Arte sotto attacco, ma l’obiettivo non è danneggiare l’arte

Atti eclatanti, di cui si sono occupati i telegiornali di tutto il mondo, che hanno tutti una cosa in comune: nessuna opera d’arte è stata rovinata. Tutti i quadri, ovviamente, sono coperti da lastre di vetro che li proteggono proprio da atti vandalici o incidenti. È però anche evidente come esistano molti altri quadri di grande valore nei nostri musei che sono meno protetti e che, se colpiti, potrebbero riportare danni permanenti.

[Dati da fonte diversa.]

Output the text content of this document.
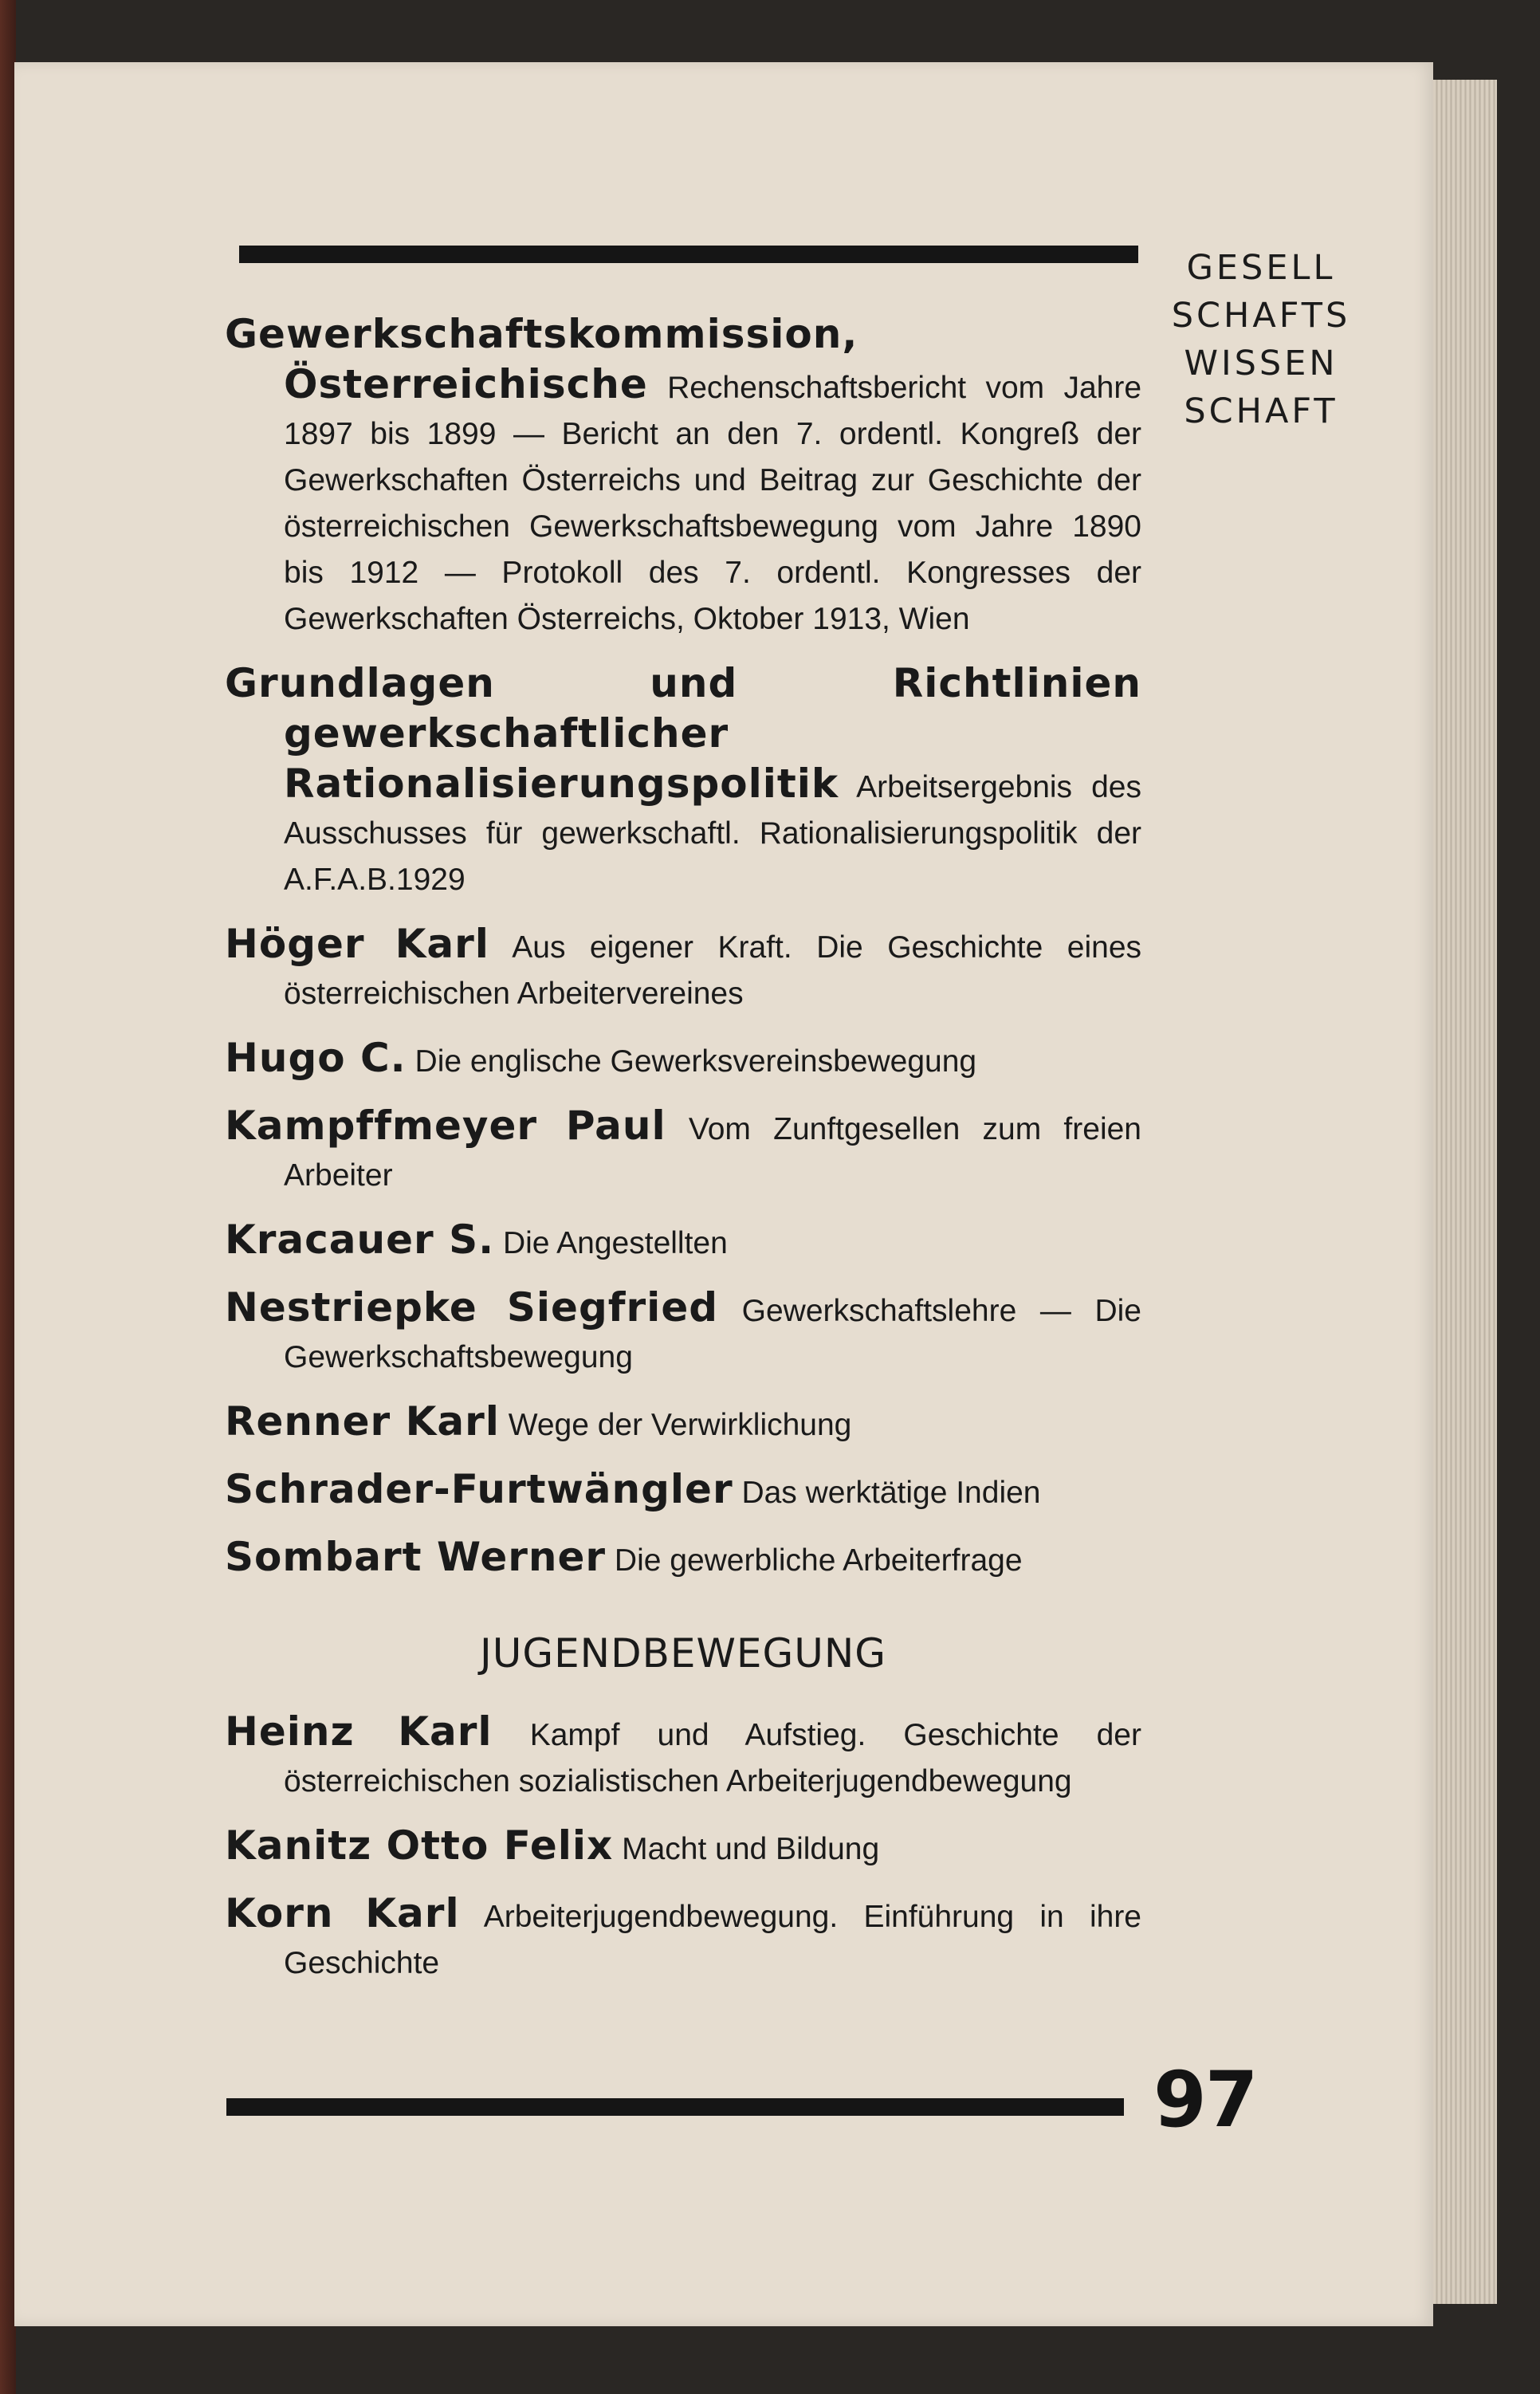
GESELL
SCHAFTS
WISSEN
SCHAFT
Gewerkschaftskommission, Österreichische Rechenschaftsbericht vom Jahre 1897 bis 1899 — Bericht an den 7. ordentl. Kongreß der Gewerkschaften Österreichs und Beitrag zur Geschichte der österreichischen Gewerkschaftsbewegung vom Jahre 1890 bis 1912 — Protokoll des 7. ordentl. Kongresses der Gewerkschaften Österreichs, Oktober 1913, Wien
Grundlagen und Richtlinien gewerkschaftlicher Rationalisierungspolitik Arbeitsergebnis des Ausschusses für gewerkschaftl. Rationalisierungspolitik der A.F.A.B.1929
Höger Karl Aus eigener Kraft. Die Geschichte eines österreichischen Arbeitervereines
Hugo C. Die englische Gewerksvereinsbewegung
Kampffmeyer Paul Vom Zunftgesellen zum freien Arbeiter
Kracauer S. Die Angestellten
Nestriepke Siegfried Gewerkschaftslehre — Die Gewerkschaftsbewegung
Renner Karl Wege der Verwirklichung
Schrader-Furtwängler Das werktätige Indien
Sombart Werner Die gewerbliche Arbeiterfrage
JUGENDBEWEGUNG
Heinz Karl Kampf und Aufstieg. Geschichte der österreichischen sozialistischen Arbeiterjugendbewegung
Kanitz Otto Felix Macht und Bildung
Korn Karl Arbeiterjugendbewegung. Einführung in ihre Geschichte
97
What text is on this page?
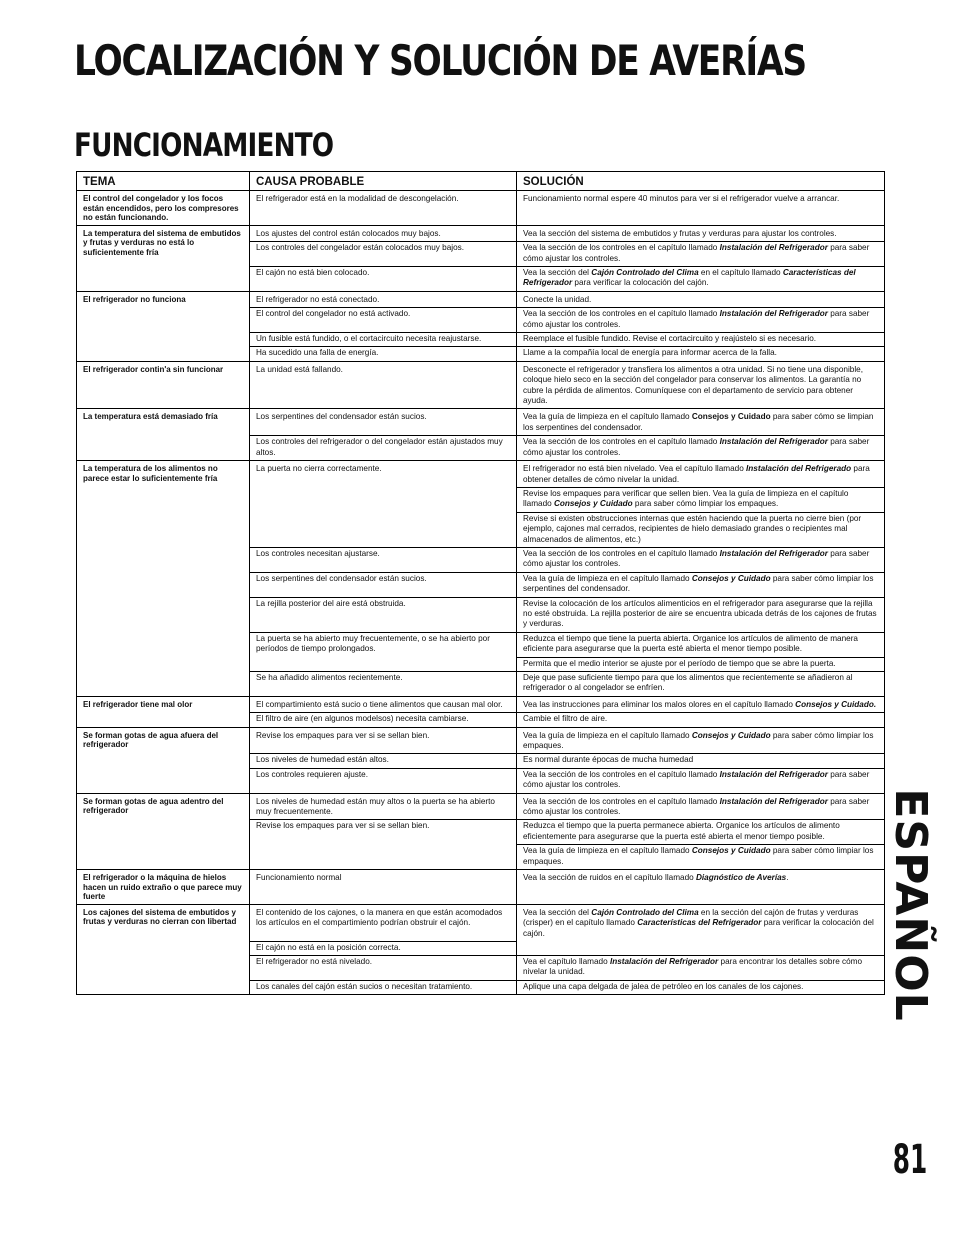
LOCALIZACIÓN Y SOLUCIÓN DE AVERÍAS
FUNCIONAMIENTO
TEMA	CAUSA PROBABLE	SOLUCIÓN
El control del congelador y los focos están encendidos, pero los compresores no están funcionando.	El refrigerador está en la modalidad de descongelación.	Funcionamiento normal espere 40 minutos para ver si el refrigerador vuelve a arrancar.
La temperatura del sistema de embutidos y frutas y verduras no está lo suficientemente fría	Los ajustes del control están colocados muy bajos.	Vea la sección del sistema de embutidos y frutas y verduras para ajustar los controles.
	Los controles del congelador están colocados muy bajos.	Vea la sección de los controles en el capítulo llamado Instalación del Refrigerador para saber cómo ajustar los controles.
	El cajón no está bien colocado.	Vea la sección del Cajón Controlado del Clima en el capítulo llamado Características del Refrigerador para verificar la colocación del cajón.
El refrigerador no funciona	El refrigerador no está conectado.	Conecte la unidad.
	El control del congelador no está activado.	Vea la sección de los controles en el capítulo llamado Instalación del Refrigerador para saber cómo ajustar los controles.
	Un fusible está fundido, o el cortacircuito necesita reajustarse.	Reemplace el fusible fundido. Revise el cortacircuito y reajústelo si es necesario.
	Ha sucedido una falla de energía.	Llame a la compañía local de energía para informar acerca de la falla.
El refrigerador contin'a sin funcionar	La unidad está fallando.	Desconecte el refrigerador y transfiera los alimentos a otra unidad. Si no tiene una disponible, coloque hielo seco en la sección del congelador para conservar los alimentos. La garantía no cubre la pérdida de alimentos. Comuníquese con el departamento de servicio para obtener ayuda.
La temperatura está demasiado fría	Los serpentines del condensador están sucios.	Vea la guía de limpieza en el capítulo llamado Consejos y Cuidado para saber cómo se limpian los serpentines del condensador.
	Los controles del refrigerador o del congelador están ajustados muy altos.	Vea la sección de los controles en el capítulo llamado Instalación del Refrigerador para saber cómo ajustar los controles.
La temperatura de los alimentos no parece estar lo suficientemente fría	La puerta no cierra correctamente.	El refrigerador no está bien nivelado. Vea el capítulo llamado Instalación del Refrigerado para obtener detalles de cómo nivelar la unidad.
		Revise los empaques para verificar que sellen bien. Vea la guía de limpieza en el capítulo llamado Consejos y Cuidado para saber cómo limpiar los empaques.
		Revise si existen obstrucciones internas que estén haciendo que la puerta no cierre bien (por ejemplo, cajones mal cerrados, recipientes de hielo demasiado grandes o recipientes mal almacenados de alimentos, etc.)
	Los controles necesitan ajustarse.	Vea la sección de los controles en el capítulo llamado Instalación del Refrigerador para saber cómo ajustar los controles.
	Los serpentines del condensador están sucios.	Vea la guía de limpieza en el capítulo llamado Consejos y Cuidado para saber cómo limpiar los serpentines del condensador.
	La rejilla posterior del aire está obstruida.	Revise la colocación de los artículos alimenticios en el refrigerador para asegurarse que la rejilla no esté obstruida. La rejilla posterior de aire se encuentra ubicada detrás de los cajones de frutas y verduras.
	La puerta se ha abierto muy frecuentemente, o se ha abierto por períodos de tiempo prolongados.	Reduzca el tiempo que tiene la puerta abierta. Organice los artículos de alimento de manera eficiente para asegurarse que la puerta esté abierta el menor tiempo posible.
		Permita que el medio interior se ajuste por el período de tiempo que se abre la puerta.
	Se ha añadido alimentos recientemente.	Deje que pase suficiente tiempo para que los alimentos que recientemente se añadieron al refrigerador o al congelador se enfríen.
El refrigerador tiene mal olor	El compartimiento está sucio o tiene alimentos que causan mal olor.	Vea las instrucciones para eliminar los malos olores en el capítulo llamado Consejos y Cuidado.
	El filtro de aire (en algunos modelsos) necesita cambiarse.	Cambie el filtro de aire.
Se forman gotas de agua afuera del refrigerador	Revise los empaques para ver si se sellan bien.	Vea la guía de limpieza en el capítulo llamado Consejos y Cuidado para saber cómo limpiar los empaques.
	Los niveles de humedad están altos.	Es normal durante épocas de mucha humedad
	Los controles requieren ajuste.	Vea la sección de los controles en el capítulo llamado Instalación del Refrigerador para saber cómo ajustar los controles.
Se forman gotas de agua adentro del refrigerador	Los niveles de humedad están muy altos o la puerta se ha abierto muy frecuentemente.	Vea la sección de los controles en el capítulo llamado Instalación del Refrigerador para saber cómo ajustar los controles.
	Revise los empaques para ver si se sellan bien.	Reduzca el tiempo que la puerta permanece abierta. Organice los artículos de alimento eficientemente para asegurarse que la puerta esté abierta el menor tiempo posible.
		Vea la guía de limpieza en el capítulo llamado Consejos y Cuidado para saber cómo limpiar los empaques.
El refrigerador o la máquina de hielos hacen un ruido extraño o que parece muy fuerte	Funcionamiento normal	Vea la sección de ruidos en el capítulo llamado Diagnóstico de Averías.
Los cajones del sistema de embutidos y frutas y verduras no cierran con libertad	El contenido de los cajones, o la manera en que están acomodados los artículos en el compartimiento podrían obstruir el cajón.	Vea la sección del Cajón Controlado del Clima en la sección del cajón de frutas y verduras (crisper) en el capítulo llamado Características del Refrigerador para verificar la colocación del cajón.
	El cajón no está en la posición correcta.	
	El refrigerador no está nivelado.	Vea el capítulo llamado Instalación del Refrigerador para encontrar los detalles sobre cómo nivelar la unidad.
	Los canales del cajón están sucios o necesitan tratamiento.	Aplique una capa delgada de jalea de petróleo en los canales de los cajones. ESPAÑOL
81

Questo non succede perché l’obiettivo degli attivisti di tutto il mondo non è danneggiare l’arte e finire in carcere, ma gridare forte, più forte del brusio incessante della società turbocapitalista che va avanti con il paraocchi, che sta succedendo qualcosa di grave. E che, se non si interviene, quella che getta zuppe sui quadri potrebbe essere veramente l’ultima generazione di ragazzi cresciuta in un mondo ancora vivibile e accogliente.

foto kikapress

Gli effetti del cambiamento climatico sono sotto gli occhi di tutti, ma la chiave di lettura è quella che conta. Al telegiornale vediamo servizi bonari sulle persone in costume da bagno ad Halloween, nonostante sia un dato agghiacciante, ma sentiamo molta severità e paternalismo contro questi ragazzi che si gettano sotto le auto del Grande Raccordo Anulare di Roma o che si fanno trascinare via dalle guardie di sicurezza in un museo dove aver sporcato un vetro di purè. “Giusto il messaggio ma sbagliato il mezzo”, è l’opinione comune in merito. Ma in realtà è esattamente così, con la forza della disperazione, che si ottiene l’attenzione e si fa in modo che almeno di questo enorme problema si inizi a parlare ora, quando ancora possiamo fare qualcosa, piuttosto che dopo, quando non ci sarà più nulla da fare.

Come l’arte, il futuro è di tutti

Il problema è così tanto sottostimato che dovremmo banalmente ringraziare i ragazzi che oggi si espongono in prima linea con le loro facce, i loro corpi, il loro coraggio per un disperato tentativo di salvare il futuro. Perché in effetti proprio come l’arte, anche il futuro è di tutti.

E se ci sentiamo profondamente disturbati nel vedere un inestimabile patrimonio artistico a rischio, dovremmo esserlo altrettanto nel sapere che lo è la sopravvivenza stessa della nostra specie. Non stupisce che vengano osteggiati ed insultati, sorte già toccata anche a Greta Thumberg, ma la speranza che dovremmo avere tutti è che riescano a spostare l’opinione di chi fa davvero la differenza. Tutti noi, che andiamo nelle urne a votare, nei negozi a spendere e che ci facciamo convincere di cose ben più surreali.